BLEX
Eunjeong Park, Hyung‐Sin Kim, Saewoong Bahk
Abstract
This work investigates a run-time scheduling system for Bluetooth Low Energy (BLE). The Bluetooth specifications propose control of the anchor point (i.e., start time of each connection event) by changing the WinOffset parameter of the control protocol data unit (PDU), which can be very useful when the master schedules multiple connections simultaneously. Since we had no access to the controller (i.e., which wraps the physical layer and link layer of Bluetooth), we could not figure out how WinOffset works or use it the way we wanted. However, with Zephyr's advent, there is room to modify the controller of BLE, and we can adjust anchor points as we want using WinOffset. To the best of our knowledge, this work is the first systematic study of this regime in the research community.
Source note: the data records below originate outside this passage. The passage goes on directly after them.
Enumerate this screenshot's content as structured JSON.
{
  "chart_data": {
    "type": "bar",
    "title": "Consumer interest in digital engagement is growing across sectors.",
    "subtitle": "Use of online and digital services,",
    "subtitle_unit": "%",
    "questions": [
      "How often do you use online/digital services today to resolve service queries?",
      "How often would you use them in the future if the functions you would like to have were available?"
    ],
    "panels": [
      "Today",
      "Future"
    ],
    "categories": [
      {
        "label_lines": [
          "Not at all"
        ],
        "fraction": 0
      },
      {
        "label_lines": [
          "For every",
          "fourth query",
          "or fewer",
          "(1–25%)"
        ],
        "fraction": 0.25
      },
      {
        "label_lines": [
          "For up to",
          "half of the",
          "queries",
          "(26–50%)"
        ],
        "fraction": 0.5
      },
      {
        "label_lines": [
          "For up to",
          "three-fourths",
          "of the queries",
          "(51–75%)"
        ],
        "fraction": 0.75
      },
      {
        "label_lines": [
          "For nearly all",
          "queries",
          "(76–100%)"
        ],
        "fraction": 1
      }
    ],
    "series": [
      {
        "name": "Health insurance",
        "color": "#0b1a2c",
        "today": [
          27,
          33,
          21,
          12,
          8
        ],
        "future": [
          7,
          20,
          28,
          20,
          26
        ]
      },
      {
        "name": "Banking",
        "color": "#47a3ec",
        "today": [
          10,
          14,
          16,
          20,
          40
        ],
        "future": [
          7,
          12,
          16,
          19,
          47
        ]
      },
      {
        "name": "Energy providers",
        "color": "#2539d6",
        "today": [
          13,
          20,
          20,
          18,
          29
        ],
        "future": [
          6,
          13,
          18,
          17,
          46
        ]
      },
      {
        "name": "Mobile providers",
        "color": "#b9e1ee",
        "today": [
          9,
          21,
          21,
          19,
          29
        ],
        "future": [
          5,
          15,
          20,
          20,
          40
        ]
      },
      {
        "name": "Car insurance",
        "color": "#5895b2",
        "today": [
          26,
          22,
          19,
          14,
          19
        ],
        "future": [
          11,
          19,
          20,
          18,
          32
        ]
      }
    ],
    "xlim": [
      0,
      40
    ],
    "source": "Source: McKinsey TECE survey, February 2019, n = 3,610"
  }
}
We experimentally study how commercial devices actually schedule multiple connections and how this inefficient scheduling degrades BLE's performance. Based on the preliminary study, we propose BLEX that dynamically adjusts anchor points of multiple slaves to satisfy quality of service (QoS) requirements without violating the Bluetooth specifications or intervening the BLE host (i.e., software-defined higher layer). Through extensive performance evaluation on off-the-shelf BLE chips, we show that BLEX provides stable performance regardless of the traffic requirements of applications and shows significantly reduced QoS failures compared to the state-of-the-art scheduling schemes for BLE.